Sementara masyarakat asli Desa Bintuasd tersingkir dan kehilangan sumber kehidupan akibat alih-fungsi hutan secara besar-besaran yang dilakukan warga dari luar Desa Bintuas.
Menurut Ali, pemanfataan kawasan hutan seharusnya hak masyarakat sekitar kawasan/desa setempat untuk memungut hasil hutan hingga melakukan perladangan secara tradisional guna keperluan sendiri (non-komersial), bukan untuk dimanfaatkan warga lain, apalagi dilakukan tanpa periizinan resmi.
LBH Madina Yustisia akan membawa persoalan itu ke ranah hukum dan melaporkannya ke pihak kepolisian dengan menggandeng lembaga-lembaga pegiat lingkungan hidup yang ada di Indonesia.
“Kami meyakini data-data yang kami peroleh sudah lebih dari cukup untuk membawa persoalan ini ke ranah hukum dalam waktu dekat. Khusus untuk kasus ini, kami akan beraliansi dengan lembaga-lembaga pegiat lingkungan hidup yang ada di Indonesia, karena perusakan lingkungan dan hutan telah menjadi isu global yang saat ini perlu disikapi bersama,” ucap Ali.
Berdasarkan penelusuran hukum yang dilakukan LBH Madina Yustisa, ada beberapa perundang-undangan yang memuat larangan dan sanksi pidana perusakan kawasan hutan. Di antaranya, pasal 17 ayat 2 huruf b junto pasal 92 ayat 1 huruf a UU No. 18 Tahun 2013 tentang Pencegahan dan Pemberantasan Perusakan Hutan, yang berbunyi “Orang perseorangan yang dengan sengaja melakukan kegiatan perkebunan tanpa izin Menteri di dalam kawasan hutan sebagaimana dimaksud dalam Pasal 17 ayat (2) huruf b dipidana dengan pidana penjara paling singkat 3 (tiga) tahun dan paling lama 10 (sepuluh) tahun serta pidana denda paling sedikit Rp1.500.000.000,00 (satu miliar lima ratus juta rupiah) dan paling banyak Rp5.000.000.000,00 (lima miliar rupiah)”

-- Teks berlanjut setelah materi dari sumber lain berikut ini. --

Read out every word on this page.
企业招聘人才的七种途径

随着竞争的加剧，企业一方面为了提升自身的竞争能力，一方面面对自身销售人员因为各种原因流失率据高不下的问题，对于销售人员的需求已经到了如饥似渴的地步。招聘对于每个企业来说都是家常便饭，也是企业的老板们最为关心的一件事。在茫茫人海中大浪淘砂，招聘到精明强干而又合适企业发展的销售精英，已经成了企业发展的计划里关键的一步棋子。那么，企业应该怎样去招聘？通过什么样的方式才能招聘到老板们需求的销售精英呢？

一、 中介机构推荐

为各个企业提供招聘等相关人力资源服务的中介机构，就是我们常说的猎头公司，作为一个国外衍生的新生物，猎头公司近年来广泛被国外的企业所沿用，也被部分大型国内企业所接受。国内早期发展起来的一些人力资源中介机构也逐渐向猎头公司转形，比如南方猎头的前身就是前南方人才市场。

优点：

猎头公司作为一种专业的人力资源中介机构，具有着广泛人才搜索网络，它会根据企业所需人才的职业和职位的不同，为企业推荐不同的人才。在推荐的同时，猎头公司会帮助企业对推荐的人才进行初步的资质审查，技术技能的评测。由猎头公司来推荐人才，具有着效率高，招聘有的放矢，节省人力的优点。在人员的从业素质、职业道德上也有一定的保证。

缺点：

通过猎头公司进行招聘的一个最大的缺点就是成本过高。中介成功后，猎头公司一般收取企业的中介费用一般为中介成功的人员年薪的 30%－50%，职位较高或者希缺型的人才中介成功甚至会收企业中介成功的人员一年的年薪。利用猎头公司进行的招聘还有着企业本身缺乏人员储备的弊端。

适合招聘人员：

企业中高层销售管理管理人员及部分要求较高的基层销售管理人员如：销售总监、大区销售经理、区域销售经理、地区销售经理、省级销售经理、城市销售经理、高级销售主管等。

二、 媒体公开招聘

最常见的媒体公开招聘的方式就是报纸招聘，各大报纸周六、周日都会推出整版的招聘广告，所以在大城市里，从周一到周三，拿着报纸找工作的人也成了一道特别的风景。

Ali mengatakan lembaganya akan terus mengawal kasus tersebut hingga tuntas dan para pelaku mendapat hukuman serta lahan tersebut kembali ke negara.
Menurut dia, LBH Madina Yustisia telah mendapat dukungan penuh dari masyarakat setempat yang bertujuan mengembalikan fungsi kelestarian hutan ke pangkuan negara. Di kawasan hutan itu seharusnya menjadi tempat berkembangbiak ekosistem flora dan fauna yang dapat dimanfaatkan penduduk Desa Bintuas.
Sayangnya, Camat Natal Ali Sahbana Nasutiona belum berhasil dimintai keterangan terkait masalah tersebut. Saat didatangi ke kantornya, Ali Sahbana tidak berada di tempat. Konfirmasi melalui sambungan telepon juga belum berhasil. Pertanyaan melalui WhatsApp juga tidak dijawab.